7 Morning Rituals to Start Your Day Right
- Stretch yourself out. Personally, I’ve reached the point in my life where I wake up stiff and sore each morning. You, too? As soon as I get up, I hit the floor (a yoga mat, to be precise) and s-t-r-e-t-c-h my arms, my back, my legs. After all, it’s hard to keep the mind clear when the body aches.
- Get moving. Four or five days a week, I go on a worry-cleansing 3-mile run. You may prefer to go on a walk, a bike ride or a swim. Exercising the body has a way of calming the mind and has the added benefit of helping you feel good about yourself.
- Read spiritual literature. Each morning, before logging in at work, I try to read something that will inspire or motivate me for the day ahead, from life philosophy blogs to spiritual texts. On days I drive to work, I rely on uplifting podcasts.
- Say a prayer of gratitude. I give thanks for everyone and everything I am grateful for each and every day. As John Templeton said, when we give thanks daily, even more reasons to be thankful seem to come our way.
- Be present with an animal. Try being conscious of the dog at your feet or the cat on your lap. Is the cat purring while you stroke it? Be completely present to your furry friend, rather than stroking distractedly while having a conversation or watching TV. A great friend is present, be present with it.
- Focus on the breath and be still. You say you’ve tried to meditate and you can’t keep your monkey mind still? Then I suggest you engage in rhythmic breathing. Spend a few moments focusing on your breath, taking a deep breath in, pausing, and taking a deep breath out. Repeat 8-10 times. It can do wonders.
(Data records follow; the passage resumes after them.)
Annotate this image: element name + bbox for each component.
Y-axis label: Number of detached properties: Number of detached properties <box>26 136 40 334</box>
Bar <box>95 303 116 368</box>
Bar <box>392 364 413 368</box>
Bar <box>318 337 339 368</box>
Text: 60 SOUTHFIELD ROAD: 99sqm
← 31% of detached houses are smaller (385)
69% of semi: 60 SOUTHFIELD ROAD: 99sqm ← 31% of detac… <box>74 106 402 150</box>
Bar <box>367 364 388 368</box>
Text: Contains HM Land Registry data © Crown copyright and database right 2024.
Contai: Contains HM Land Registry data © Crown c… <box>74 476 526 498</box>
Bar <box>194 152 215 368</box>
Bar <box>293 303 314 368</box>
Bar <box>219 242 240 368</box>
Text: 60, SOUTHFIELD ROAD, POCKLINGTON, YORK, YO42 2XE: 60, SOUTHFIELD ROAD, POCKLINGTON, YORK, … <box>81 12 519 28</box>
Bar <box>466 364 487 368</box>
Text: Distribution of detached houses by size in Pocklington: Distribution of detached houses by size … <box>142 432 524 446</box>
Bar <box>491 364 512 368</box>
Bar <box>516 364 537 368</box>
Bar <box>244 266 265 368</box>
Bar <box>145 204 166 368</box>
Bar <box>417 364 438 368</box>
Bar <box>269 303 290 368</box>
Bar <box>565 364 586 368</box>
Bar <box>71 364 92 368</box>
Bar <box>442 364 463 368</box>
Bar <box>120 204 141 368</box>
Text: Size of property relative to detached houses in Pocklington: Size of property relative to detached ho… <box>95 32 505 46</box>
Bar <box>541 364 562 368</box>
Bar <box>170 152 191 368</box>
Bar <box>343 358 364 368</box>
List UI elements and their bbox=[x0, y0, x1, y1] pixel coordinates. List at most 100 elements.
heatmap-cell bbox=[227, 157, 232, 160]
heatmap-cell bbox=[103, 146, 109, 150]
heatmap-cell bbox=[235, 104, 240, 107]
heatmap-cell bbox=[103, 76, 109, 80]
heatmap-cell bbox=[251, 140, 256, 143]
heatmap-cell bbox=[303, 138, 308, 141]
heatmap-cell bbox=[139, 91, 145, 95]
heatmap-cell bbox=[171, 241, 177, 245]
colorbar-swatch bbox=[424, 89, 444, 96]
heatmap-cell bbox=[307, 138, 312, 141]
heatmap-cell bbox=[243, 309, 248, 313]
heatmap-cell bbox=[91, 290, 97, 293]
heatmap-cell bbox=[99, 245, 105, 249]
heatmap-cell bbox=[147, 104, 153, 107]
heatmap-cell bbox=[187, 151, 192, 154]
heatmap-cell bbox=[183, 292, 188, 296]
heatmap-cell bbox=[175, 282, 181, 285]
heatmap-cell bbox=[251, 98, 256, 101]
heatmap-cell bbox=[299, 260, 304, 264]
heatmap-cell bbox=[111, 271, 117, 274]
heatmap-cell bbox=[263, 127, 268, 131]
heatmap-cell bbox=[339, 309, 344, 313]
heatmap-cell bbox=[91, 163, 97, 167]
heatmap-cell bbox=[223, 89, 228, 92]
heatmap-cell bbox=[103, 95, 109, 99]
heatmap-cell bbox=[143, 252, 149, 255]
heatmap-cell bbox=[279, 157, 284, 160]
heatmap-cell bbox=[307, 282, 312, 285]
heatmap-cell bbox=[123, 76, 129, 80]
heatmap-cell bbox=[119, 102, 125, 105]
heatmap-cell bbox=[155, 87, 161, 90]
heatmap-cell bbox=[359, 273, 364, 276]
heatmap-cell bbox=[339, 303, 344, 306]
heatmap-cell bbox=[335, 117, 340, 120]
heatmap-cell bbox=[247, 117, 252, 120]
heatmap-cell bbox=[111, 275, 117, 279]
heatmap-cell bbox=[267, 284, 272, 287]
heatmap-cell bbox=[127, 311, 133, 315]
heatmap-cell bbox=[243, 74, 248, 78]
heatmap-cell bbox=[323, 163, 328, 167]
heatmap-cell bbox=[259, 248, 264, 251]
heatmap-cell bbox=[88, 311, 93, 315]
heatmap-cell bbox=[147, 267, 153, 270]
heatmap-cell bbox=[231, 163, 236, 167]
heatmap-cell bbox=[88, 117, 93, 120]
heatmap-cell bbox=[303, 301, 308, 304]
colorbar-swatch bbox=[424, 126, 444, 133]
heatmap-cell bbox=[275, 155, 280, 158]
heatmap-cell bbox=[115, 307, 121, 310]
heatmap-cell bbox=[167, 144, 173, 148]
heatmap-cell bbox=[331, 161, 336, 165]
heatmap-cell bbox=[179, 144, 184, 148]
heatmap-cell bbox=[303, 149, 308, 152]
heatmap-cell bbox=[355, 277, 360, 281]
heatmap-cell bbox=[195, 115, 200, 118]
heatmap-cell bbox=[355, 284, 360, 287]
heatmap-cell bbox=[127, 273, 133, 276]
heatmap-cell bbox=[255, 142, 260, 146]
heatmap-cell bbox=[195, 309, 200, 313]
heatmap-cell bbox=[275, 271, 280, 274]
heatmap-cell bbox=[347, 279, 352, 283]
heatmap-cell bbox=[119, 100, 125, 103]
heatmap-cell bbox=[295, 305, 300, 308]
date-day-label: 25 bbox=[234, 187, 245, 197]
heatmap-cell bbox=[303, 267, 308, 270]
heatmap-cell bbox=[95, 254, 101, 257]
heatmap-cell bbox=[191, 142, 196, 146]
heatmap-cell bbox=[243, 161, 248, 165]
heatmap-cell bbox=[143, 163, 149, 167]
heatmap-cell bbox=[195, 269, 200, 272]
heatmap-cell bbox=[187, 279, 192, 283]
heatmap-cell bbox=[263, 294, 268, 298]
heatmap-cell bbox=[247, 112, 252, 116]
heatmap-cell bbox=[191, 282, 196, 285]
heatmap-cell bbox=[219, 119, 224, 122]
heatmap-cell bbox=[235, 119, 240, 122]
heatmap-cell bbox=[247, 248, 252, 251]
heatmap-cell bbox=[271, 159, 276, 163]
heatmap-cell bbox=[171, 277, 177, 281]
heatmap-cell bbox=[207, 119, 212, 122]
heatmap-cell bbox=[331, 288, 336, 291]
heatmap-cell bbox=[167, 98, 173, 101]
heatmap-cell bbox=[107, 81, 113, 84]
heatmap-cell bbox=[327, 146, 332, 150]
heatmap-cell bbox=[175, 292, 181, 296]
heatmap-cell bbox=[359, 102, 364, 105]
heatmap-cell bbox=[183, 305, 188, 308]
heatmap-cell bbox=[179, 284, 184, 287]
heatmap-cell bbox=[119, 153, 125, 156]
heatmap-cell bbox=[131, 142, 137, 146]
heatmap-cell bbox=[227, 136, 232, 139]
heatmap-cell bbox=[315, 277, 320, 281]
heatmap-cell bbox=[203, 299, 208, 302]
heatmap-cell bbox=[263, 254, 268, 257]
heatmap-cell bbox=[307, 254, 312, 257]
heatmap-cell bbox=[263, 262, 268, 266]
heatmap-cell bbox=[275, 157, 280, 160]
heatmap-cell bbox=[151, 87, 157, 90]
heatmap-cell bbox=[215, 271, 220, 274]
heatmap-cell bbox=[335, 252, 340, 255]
- Just sit there. Unable to focus? Don’t sweat it. Enjoy a cup of coffee in the early morning hours in quiet contemplation. It’s not about sipping a cup as you surf the Internet. It’s about quieting the mind and becoming totally immersed in the early morning silence before the day beckons.
Finally, as you go out to start your day, I’d like you to remember these 3 pointers I picked up from my long-time mentor John Templeton. They’re based around the idea that your focus in life should be on giving, not receiving. Giving, not receiving. The more good you bring into the world, the more good you bring to yourself.
- If you want to be happy, strive to make someone else happy. Give happiness
- If you want to have more love in your life, strive to be a more loving person. Give love.
- If you want to be successful, help others to succeed. Give of yourself.
As Templeton points out, “if you only receive, that’s all you end up having. If you give, you have the pleasure of knowing that you have helped others, plus the rewards that giving brings back to you.” It’s a good reason to forget about receiving and start “giving” today.